Taxation des loyers, taxation de la circulation automobile, réforme des intérêts notionnels, révision de la TVA sur certains produits…, ces idées émises récemment sont loin de recueillir un consensus. “En matière de réforme, le message général semble être de double contrainte, poursuit Pierre Georis : 'il faut changer', mais 'à la condition de ne surtout toucher à rien'.

Dites “contributions”

Pourtant le statut quo est difficilement envisageable à moins d'oublier les engagements vis-à-vis de l'Europe (aboutir rapidement à un équilibre des finances publiques) et les fortes demandes d'investissements publics (pour l'accueil de la petite enfance et l'enseignement, pour répondre au vieillissement de la population, pour permettre à la justice de fonctionner, pour la promotion de la santé, pour des transports publics efficaces, pour renforcer la sécurité…). Ne l'oublions pas, les impôts doivent permettre de financer ces services à la collectivité. A une époque, on parlait de “contributions”. La formulation désuète était plus parlante, estime le président du MOC, Christian Kunsch, pour désigner ce “carburant des pouvoirs publics”. En effet, considérer les impôts uniquement comme un prélèvement sur le pouvoir d'achat des ménages serait oublier une de leurs raisons d'être : mutualiser les moyens pour répondre aux besoins des ménages. Peut-être pas directement. Peut-être pas à court terme. Et souvent de manière peu lisible pour le citoyen.

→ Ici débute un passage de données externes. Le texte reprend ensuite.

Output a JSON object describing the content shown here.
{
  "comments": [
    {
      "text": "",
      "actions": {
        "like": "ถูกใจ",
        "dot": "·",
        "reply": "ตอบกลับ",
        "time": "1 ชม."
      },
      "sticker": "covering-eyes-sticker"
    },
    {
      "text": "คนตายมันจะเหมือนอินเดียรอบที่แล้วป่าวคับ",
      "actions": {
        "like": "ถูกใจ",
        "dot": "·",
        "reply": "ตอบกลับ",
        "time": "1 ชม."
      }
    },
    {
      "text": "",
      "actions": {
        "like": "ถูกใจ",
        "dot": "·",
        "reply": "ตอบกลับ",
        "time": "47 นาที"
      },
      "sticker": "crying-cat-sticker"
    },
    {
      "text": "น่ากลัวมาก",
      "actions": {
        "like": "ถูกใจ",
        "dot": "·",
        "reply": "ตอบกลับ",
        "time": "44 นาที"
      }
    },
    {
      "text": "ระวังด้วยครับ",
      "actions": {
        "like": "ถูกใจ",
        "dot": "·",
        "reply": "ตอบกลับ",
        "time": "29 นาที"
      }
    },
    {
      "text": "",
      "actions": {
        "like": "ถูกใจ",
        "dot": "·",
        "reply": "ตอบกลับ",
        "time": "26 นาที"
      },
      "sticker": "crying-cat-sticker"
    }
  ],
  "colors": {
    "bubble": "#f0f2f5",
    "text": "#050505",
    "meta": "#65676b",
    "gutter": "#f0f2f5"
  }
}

Une mécanique avec du sens

Il n'est pas l'heure de faire moins en matière de fiscalité, avertit l'économiste Gérard Valenduc. Nous n'en avons pas les moyens. Sauf à prélever dangereusement sur les générations futures, comme nous l'avons déjà fait”. Et le spécialiste d'espérer que la réforme fiscale qui s'annonce après les élections se limitera à une réorganisation. Elle devra par contre faire mieux, c'est-à-dire être plus juste, recommande-t-il, afin que chacun – particulier et entreprise – contribue au financement des services publics en fonction de ses moyens. En toile de fond, il y aurait lieu alors de veiller à l'équité horizontale (traiter également les égaux), à l'équité verticale (demander à ceux qui ont davantage de contribuer davantage en termes de pourcentage), mais aussi de considérer, pour les contributions, l'entièreté du revenu ou du bénéfice. Les principes sont valeureux a priori. Mais la traduction dans les faits ne brille pas par sa simplicité.